349.4
Change in Daily Eating Habits – Organization and Arrangement of Nutrition Patterns in the Context of Family and Public Compared Between Germany and Japan

Thursday, July 17, 2014: 11:15 AM
Room: Booth 51
Oral Presentation
René JOHN , Institut für Sozialinnovation, Berlin, Germany
Jana RUECKERT-JOHN , Institute for Social Innovation, Berlin, Germany
Instead of looking at unknown social arrangements far away, comparative sociological research should investigate the alien within the known following suit the ethnographic research of modern industrial society. While comparing the development of western industrial states, sociology can get insights in the meaning of social problems, its circumstances and consequences.

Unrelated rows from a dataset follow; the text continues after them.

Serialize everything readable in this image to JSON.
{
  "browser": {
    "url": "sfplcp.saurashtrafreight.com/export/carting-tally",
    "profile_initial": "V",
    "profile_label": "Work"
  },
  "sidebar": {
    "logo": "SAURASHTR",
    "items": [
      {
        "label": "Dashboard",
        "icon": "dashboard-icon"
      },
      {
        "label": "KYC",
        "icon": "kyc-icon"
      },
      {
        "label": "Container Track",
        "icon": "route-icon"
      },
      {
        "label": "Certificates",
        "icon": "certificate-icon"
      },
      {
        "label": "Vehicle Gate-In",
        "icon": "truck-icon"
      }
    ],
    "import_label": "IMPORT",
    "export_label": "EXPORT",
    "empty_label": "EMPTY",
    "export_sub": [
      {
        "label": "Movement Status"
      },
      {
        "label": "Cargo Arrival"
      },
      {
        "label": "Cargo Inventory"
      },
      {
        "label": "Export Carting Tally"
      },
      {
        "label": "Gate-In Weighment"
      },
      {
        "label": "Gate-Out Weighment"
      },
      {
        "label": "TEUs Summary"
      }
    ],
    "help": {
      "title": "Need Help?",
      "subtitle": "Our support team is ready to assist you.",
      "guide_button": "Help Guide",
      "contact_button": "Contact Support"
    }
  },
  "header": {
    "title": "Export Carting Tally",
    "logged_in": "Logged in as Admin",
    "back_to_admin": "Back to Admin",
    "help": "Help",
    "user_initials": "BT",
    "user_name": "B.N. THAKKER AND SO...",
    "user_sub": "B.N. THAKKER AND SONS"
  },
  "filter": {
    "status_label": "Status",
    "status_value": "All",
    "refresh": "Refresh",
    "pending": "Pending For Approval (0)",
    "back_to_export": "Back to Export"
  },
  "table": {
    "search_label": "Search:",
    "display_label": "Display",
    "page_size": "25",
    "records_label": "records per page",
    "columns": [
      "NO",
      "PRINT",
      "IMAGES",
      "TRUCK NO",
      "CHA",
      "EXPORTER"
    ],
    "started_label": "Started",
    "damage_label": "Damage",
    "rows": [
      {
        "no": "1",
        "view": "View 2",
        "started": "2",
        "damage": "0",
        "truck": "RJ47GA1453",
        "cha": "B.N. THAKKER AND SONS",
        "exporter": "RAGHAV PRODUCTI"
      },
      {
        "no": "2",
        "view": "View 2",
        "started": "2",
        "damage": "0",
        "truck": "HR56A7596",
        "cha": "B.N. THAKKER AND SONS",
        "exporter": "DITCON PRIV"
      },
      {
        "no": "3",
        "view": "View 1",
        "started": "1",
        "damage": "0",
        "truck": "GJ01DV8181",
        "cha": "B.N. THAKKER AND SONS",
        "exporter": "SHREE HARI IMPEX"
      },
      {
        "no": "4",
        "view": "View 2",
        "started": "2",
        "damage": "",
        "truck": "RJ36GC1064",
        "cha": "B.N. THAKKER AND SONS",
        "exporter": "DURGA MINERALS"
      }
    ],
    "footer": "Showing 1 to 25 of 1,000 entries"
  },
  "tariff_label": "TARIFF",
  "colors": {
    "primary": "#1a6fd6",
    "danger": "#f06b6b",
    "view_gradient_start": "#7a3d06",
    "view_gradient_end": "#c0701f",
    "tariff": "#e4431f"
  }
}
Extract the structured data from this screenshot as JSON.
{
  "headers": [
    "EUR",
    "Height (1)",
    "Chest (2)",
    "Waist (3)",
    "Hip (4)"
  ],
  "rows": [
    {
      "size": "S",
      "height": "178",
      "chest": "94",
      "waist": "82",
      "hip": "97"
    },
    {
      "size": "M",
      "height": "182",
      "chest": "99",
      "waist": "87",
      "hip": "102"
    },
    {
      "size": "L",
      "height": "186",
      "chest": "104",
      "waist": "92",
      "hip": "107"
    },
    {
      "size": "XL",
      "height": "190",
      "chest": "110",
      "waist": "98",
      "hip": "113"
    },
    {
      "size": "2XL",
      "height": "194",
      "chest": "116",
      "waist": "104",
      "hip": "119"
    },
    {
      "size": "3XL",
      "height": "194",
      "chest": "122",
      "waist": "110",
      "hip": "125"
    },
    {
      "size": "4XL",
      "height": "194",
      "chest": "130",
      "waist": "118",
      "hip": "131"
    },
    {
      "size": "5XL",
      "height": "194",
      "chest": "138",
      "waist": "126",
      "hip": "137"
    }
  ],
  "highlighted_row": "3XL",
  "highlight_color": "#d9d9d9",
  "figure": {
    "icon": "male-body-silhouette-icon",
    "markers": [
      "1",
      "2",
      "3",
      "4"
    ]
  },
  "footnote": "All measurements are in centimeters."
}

This perspective will be presented by an on-going project comparing eating habits of everyday life between Japan and Germany. The stark contrast between European and Asian nutrition habits illustrated by the German-Japanese comparison is examined to discuss the correlation of malnutrition, change of family structures, gendered responsibilities, and daily eating habits in regard to cultural differences as well as to numerous similar characteristics of the current social change. Thereby, the focus is to be laid on specific and comparative analyses as to how the diagnose of “malnutrition” is made, which shape it assumes and which causes are being named. Ultimately, it has to be questioned what kind of regional country-specific solutions of the stated problem take root and which family-supplementing and also compensating functions can be taken by extra-familial agents of socialization in order to teach nutrition skills. Afterwards, different national approaches to a solution of the respective problems of how to arrange daily nutrition in the area of tension between private and public nutrition supply as well as their transnational learning potentials can be discussed.

To compare developed countries with each other in regard to particular problems will not only result in new knowledge about the research objectives but will also help to evaluate and develop the theory of World Society, whether the world is differentiating into a multiplicity of societies or unifies in a way which takes a segmental, regional differentiation into account.